Applying the chain rule helps to break down complex expressions into manageable parts, allowing us to differentiate each component effectively. For instance, identifying \( u = t^2 + 4 \) allows us to focus on finding \( u' = 2t \), simplifying the differentiation of \( \ln(t^2 + 4) \) to \( \frac{2t}{t^2 + 4} \). Thus, understanding and applying the chain rule is crucial to finding derivatives of functions composed of multiple layers.

The derivative of logarithmic functions plays a pivotal role in calculus, especially when the function involves natural logarithms \( \ln(x) \). The general rule is that the derivative of \( \ln(u) \), with respect to \( x \), is \( \frac{u'}{u} \).
This formula is particularly useful because it provides a straightforward way to differentiate functions that have logarithms. We often see this in equations involving exponential growth or decay, engineering, and natural processes.

For the given problem, \( y_1 = \ln(t^2 + 4) \), we identify the inner function \( u = t^2 + 4 \), and find its derivative \( u' = 2t \).
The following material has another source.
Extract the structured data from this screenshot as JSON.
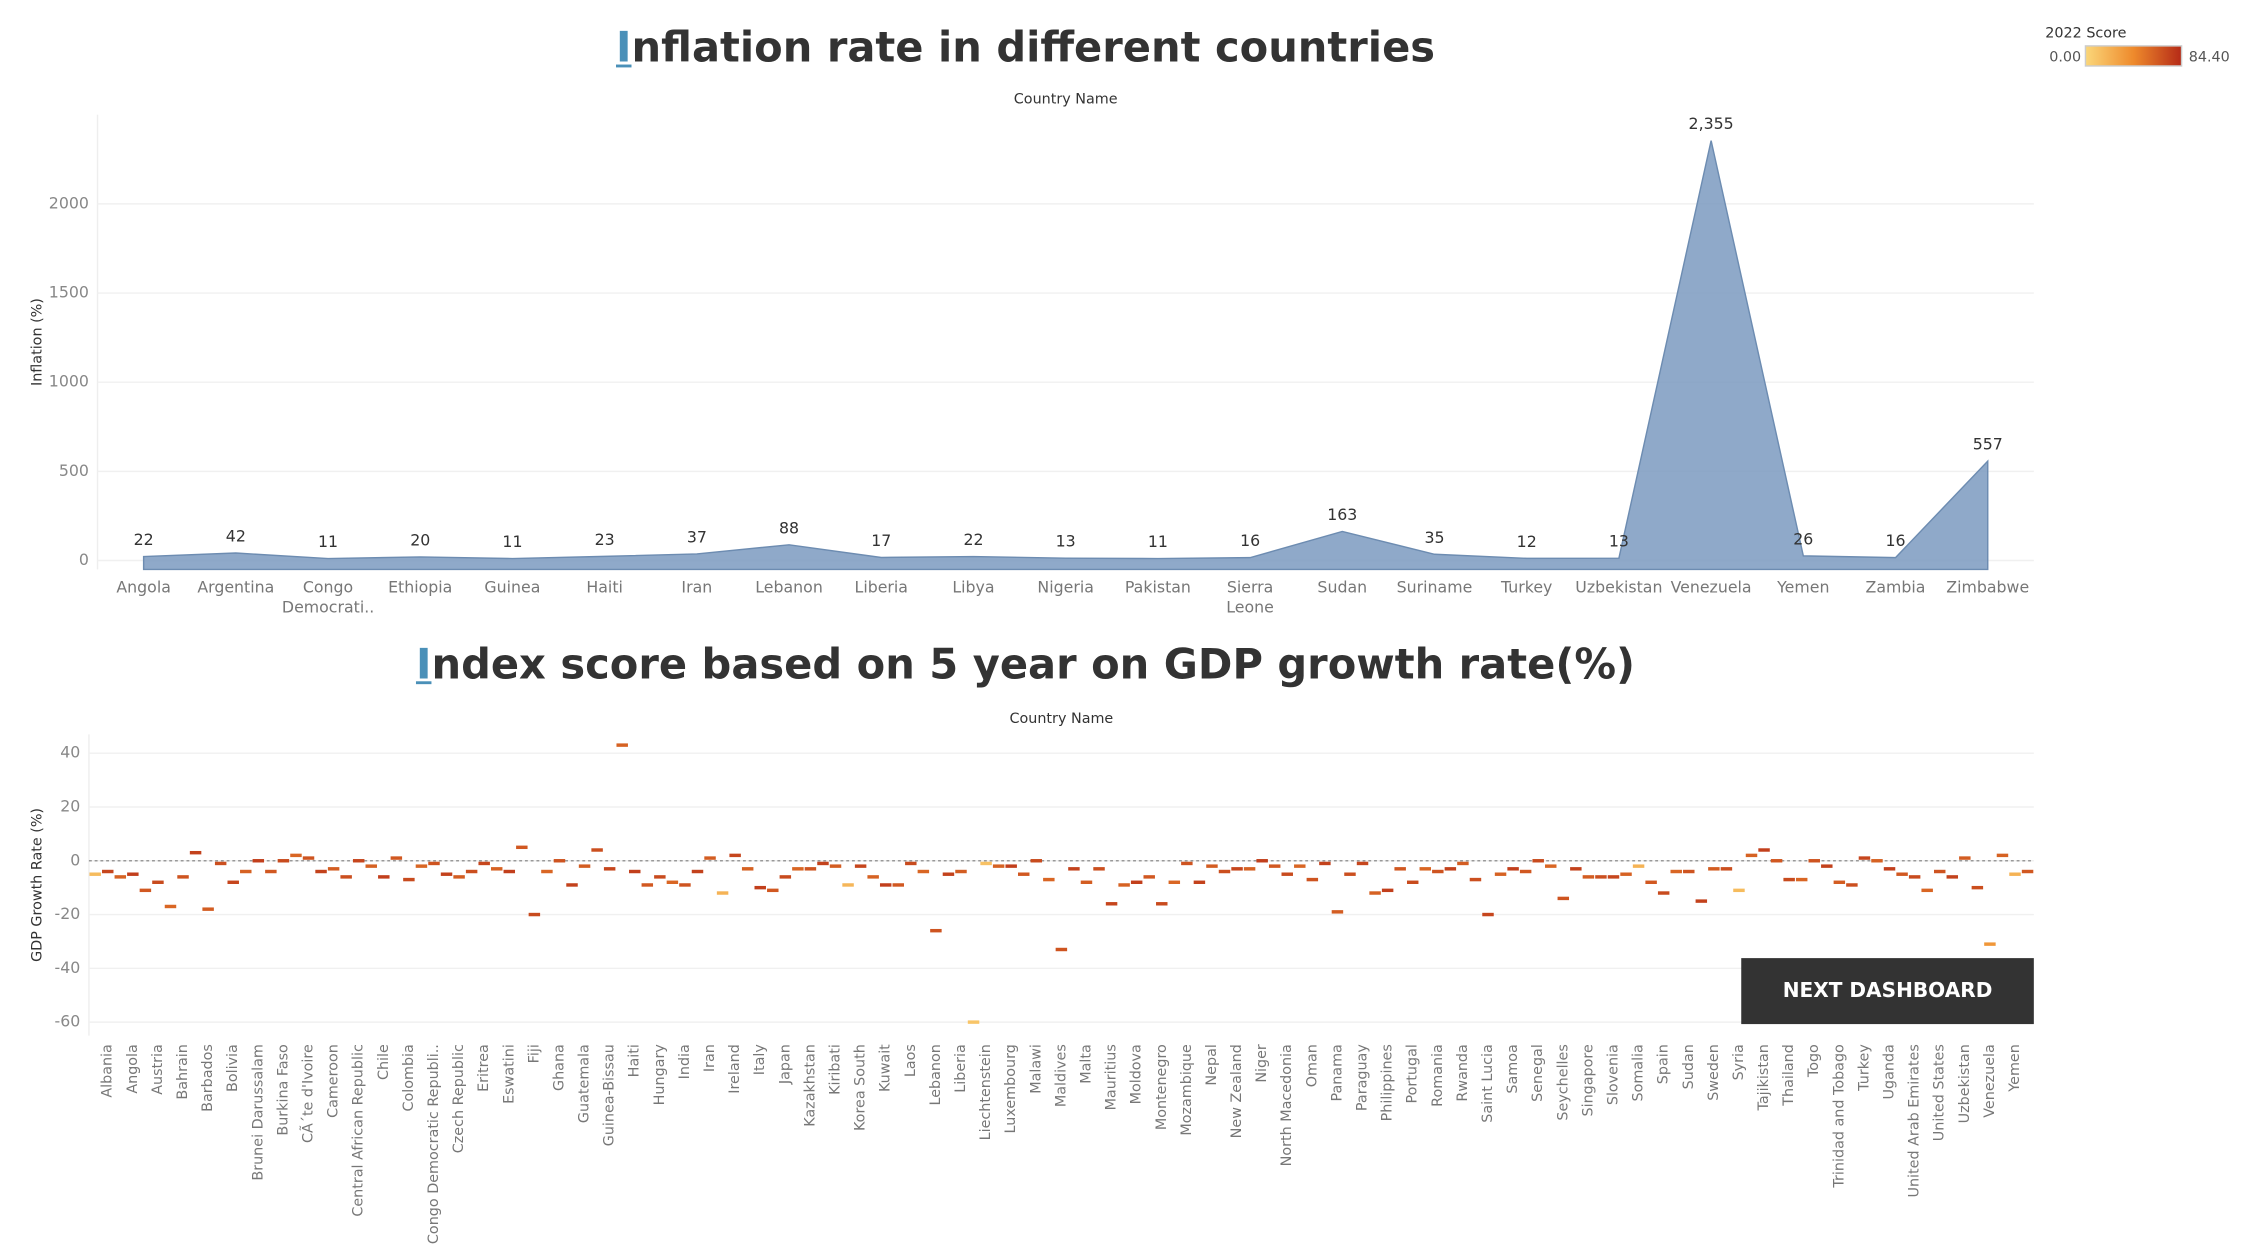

Using the derivative of logarithmic functions rule, the derivative of \( \ln(t^2 + 4) \) becomes \( \frac{2t}{t^2 + 4} \). This transformation highlights how the logarithmic differentiation splits the problem into finding simpler derivatives of basic functions.

Inverse trigonometric functions like \( \arctan(x) \) have unique derivatives that require careful handling, especially when they're part of more complex expressions. The general derivative of \( \arctan(u) \), where \( u \) is a function of \( x \), is \( \frac{u'}{1 + u^2} \).
In our example, we're differentiating \( y_2 = -\frac{1}{2} \arctan(t/2) \). Identifying \( u = t/2 \), we first compute its derivative, \( u' = 1/2 \). Applying the derivative rule for \( \arctan(x) \), the derivative of \( -\frac{1}{2} \arctan(t/2) \) turns into \(-\frac{1}{2} \times \frac{1/2}{1 + (t/2)^2} = -\frac{1}{4(1 + t^2/4)}\).

These derivatives are instrumental when solving problems involving inverse trigonometric functions, as they enable understanding of changes in angles and their impacts in related fields such as physics and engineering. Thus, knowing how to compute them allows you to tackle a variety of calculus problems effectively.